Das kommt ja auch nicht so oft vor, dass auf Münchner Bühnen rote Fahnen geschwenkt werden und das Publikum dabei vor revolutionärer Rührung ein paar Tränen vergießt. Das Pathos, das die Franzosen so sehr lieben, kommt im katholischen Teil Bayerns in der Regel nicht so gut an. Das macht viele französische Opern zum Kassengift, und die französischen Schauspiel-Klassiker wie Corneille, Racine und Voltaire werden wegen ihrer kühlen Erhabenheit sowieso fast nicht mehr aufgeführt, von Molière-Komödien mal abgesehen.
Ja, bei ihren vielen Revolutionen verstehen die rebellischen Franzosen keinen Spaß, und Victor Hugo, der 1862 den romantischen Roman "Die Elenden" schrieb, ging auch nicht gerade als Humorist in die Literaturgeschichte ein, sondern wegen seiner opulenten Historien-Spektakel. In diesem Fall geht es um die Zeit zwischen dem Ende Napoleons 1815 und dem Juniaufstand in Paris von 1832, der kläglich scheiterte.
Gefühle stürmen himmelwärts
"Les Misérables", 1980 uraufgeführt, ist bekanntlich eines der erfolgreichsten und ungewöhnlichsten Musicals - die stehenden Ovationen und der Jubel im Münchner Gärtnerplatztheater bewiesen das einmal mehr, sämtliche Vorstellungen in dieser Spielzeit waren schon vor der Premiere ausverkauft. Was ist das Erfolgsgeheimnis der Musik von Claude-Michel Schönberg und den Texten in der deutschen Übersetzung von Heinz Rudolf Kunze? Eine Hymne reiht sich an die andere.
Das Pathos, das sonst fast immer unerträglich ist, hier kann es sich voll entfalten: Auf den Schwingen dieser Musik stürmen die Gefühle himmelwärts. Es geht in diesem Fall auch gar nicht um Liebe und ähnliche Kleinigkeiten, sondern um Weltverbesserung im allumfassenden Sinn, um den Glauben an eine Utopie. Der wird heutzutage ja gern als naiv ironisiert, lächerlich gemacht. In "Les Misérables" erheben sich die heldenhaften Barrikaden-Toten aus ihren Gräbern und singen gemeinsam mit den Überlebenden von dem Tag, über dem die revolutionäre Sonne aufgehen wird.
Keine Angst vor Pathos
Josef Köpplinger hat das Musical im vergangenen Dezember im schweizerischen St. Gallen neu inszeniert, jetzt macht es in München Station. Ausstattung und Besetzung können es in jeder Hinsicht mit dem Londoner West End aufnehmen, wo "Les Mis" schon 15.000 Vorstellungen hinter sich hat. Kein anderes Musiktheater-Stück kann da mithalten. Die Helden, die hier vorgeführt werden, sind samt und sonders Gefangene ihrer Vergangenheit und je verzweifelter sie um eine bessere Zukunft kämpfen, desto mehr verstricken sie sich in das gelebte Leben mit all seinen Versäumnissen und Versagensängsten. Sehr romantisch, sehr französisch, sehr überzeugend, sehr modern.

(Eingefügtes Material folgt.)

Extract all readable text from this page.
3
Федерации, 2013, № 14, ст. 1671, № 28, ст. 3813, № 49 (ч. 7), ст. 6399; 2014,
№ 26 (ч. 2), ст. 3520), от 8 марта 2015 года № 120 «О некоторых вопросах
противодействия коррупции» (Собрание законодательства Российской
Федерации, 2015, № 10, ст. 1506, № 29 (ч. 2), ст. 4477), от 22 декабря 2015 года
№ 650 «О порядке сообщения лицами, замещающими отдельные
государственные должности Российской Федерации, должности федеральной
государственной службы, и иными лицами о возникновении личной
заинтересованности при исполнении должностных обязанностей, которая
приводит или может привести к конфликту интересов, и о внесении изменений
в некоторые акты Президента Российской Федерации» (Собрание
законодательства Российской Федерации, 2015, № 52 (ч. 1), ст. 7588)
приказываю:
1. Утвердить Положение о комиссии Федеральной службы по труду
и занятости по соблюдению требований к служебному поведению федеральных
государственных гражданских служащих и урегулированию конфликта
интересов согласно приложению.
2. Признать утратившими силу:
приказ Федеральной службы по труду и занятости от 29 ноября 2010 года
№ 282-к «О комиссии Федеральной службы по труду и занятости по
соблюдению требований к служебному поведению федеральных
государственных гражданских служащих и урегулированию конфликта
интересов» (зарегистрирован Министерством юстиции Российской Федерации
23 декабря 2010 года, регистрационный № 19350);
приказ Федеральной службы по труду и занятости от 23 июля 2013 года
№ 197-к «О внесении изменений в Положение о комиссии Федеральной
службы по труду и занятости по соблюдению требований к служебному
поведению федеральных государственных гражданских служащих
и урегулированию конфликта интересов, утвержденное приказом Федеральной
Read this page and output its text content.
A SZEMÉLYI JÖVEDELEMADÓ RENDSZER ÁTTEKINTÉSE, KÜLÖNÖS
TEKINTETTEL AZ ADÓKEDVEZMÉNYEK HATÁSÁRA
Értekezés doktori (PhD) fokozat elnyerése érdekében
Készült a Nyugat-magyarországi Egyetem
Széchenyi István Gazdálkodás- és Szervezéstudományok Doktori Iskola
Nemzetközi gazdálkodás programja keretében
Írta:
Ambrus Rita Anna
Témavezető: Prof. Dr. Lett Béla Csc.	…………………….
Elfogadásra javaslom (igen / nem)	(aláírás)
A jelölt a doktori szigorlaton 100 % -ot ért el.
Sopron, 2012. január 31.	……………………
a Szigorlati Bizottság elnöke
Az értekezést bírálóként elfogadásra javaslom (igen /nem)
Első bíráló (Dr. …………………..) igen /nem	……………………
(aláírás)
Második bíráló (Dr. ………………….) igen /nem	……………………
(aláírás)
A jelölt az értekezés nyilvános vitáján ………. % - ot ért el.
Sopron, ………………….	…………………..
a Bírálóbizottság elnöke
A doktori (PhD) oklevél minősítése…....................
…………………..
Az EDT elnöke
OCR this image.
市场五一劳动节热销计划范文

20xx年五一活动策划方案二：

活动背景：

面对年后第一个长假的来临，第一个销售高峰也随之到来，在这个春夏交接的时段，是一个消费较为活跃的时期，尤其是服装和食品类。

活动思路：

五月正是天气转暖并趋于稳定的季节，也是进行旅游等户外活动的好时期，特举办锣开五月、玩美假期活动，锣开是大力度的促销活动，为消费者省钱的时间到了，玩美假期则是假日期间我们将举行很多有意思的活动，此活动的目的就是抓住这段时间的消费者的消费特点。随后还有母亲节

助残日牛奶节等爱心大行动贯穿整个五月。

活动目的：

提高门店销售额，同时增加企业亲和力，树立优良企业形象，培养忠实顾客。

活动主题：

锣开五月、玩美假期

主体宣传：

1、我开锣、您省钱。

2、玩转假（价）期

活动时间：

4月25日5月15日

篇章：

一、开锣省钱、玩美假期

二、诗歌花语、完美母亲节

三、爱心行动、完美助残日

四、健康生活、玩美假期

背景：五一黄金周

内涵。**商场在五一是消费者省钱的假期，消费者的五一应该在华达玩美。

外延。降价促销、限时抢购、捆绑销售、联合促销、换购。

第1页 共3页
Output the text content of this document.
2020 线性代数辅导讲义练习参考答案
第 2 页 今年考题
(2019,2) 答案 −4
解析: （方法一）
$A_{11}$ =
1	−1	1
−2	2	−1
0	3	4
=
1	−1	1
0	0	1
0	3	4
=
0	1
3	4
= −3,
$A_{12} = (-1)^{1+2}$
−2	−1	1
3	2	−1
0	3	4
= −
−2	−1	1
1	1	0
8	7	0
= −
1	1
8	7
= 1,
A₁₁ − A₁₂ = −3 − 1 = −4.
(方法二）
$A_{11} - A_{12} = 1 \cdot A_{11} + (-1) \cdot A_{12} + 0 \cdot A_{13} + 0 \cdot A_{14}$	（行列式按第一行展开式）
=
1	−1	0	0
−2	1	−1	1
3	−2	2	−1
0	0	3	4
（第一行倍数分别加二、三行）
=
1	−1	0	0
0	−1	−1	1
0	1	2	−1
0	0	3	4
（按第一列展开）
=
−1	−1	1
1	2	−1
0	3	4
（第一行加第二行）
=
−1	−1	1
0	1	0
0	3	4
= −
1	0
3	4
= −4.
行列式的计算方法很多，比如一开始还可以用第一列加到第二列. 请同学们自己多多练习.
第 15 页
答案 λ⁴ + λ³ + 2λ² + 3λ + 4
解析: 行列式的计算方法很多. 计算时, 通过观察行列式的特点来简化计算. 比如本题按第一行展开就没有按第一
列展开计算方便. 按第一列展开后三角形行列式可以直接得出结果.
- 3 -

Dirigent Koen Schoots hat keine Angst vor Pathos, vor schluchzenden Geigen und klagenden Bläsern. Dabei ist das Ganze gar nicht sentimental, sondern eher melancholisch: Es wird soviel gestorben wie neuerdings in 90-Minuten-Krimis. Bei der Premiere musste Hauptdarsteller Armin Kahl gesundheitsbedingt kurz nach seinem Auftritt aussetzen, Co-Besetzung Filippo Strocchi sprang ein, erst nur stimmlich, nach der Pause auch als Darsteller. Er war genau so präsent und berührend wie Daniel Gutmann als Bösewicht Javert, Katia Bischoff als aufopferungsvolle Èponine und Wietske van Tongeren als sterbenskranke Fantine.
"Abgeschaut" bei Oliver Twist
Herzerwärmend auch die Kinderdarsteller Philipp Hopf, Ricarda Livenson und Alice Motatainu. Es wurde schon deutlich, dass der französische Textdichter Alain Boublil von einer "Oliver Twist"-Aufführung zu dieser Story angeregt wurde, in der natürlich auch Aschenputtel-Motive enthalten sind. Wer auch mal wieder ein paar seelisch erhebende Runden unterm Sternenzelt drehen will, nimmt am besten den Roman von Victor Hugo zur Hand - und bucht ganz schnell Tickets, wenn wieder welche zu bekommen sind.
In dieser Spielzeit bis 14. Juni am Gärtnerplatztheater München, alle Vorstellungen ausverkauft. Weitere Termine sind in Vorbereitung.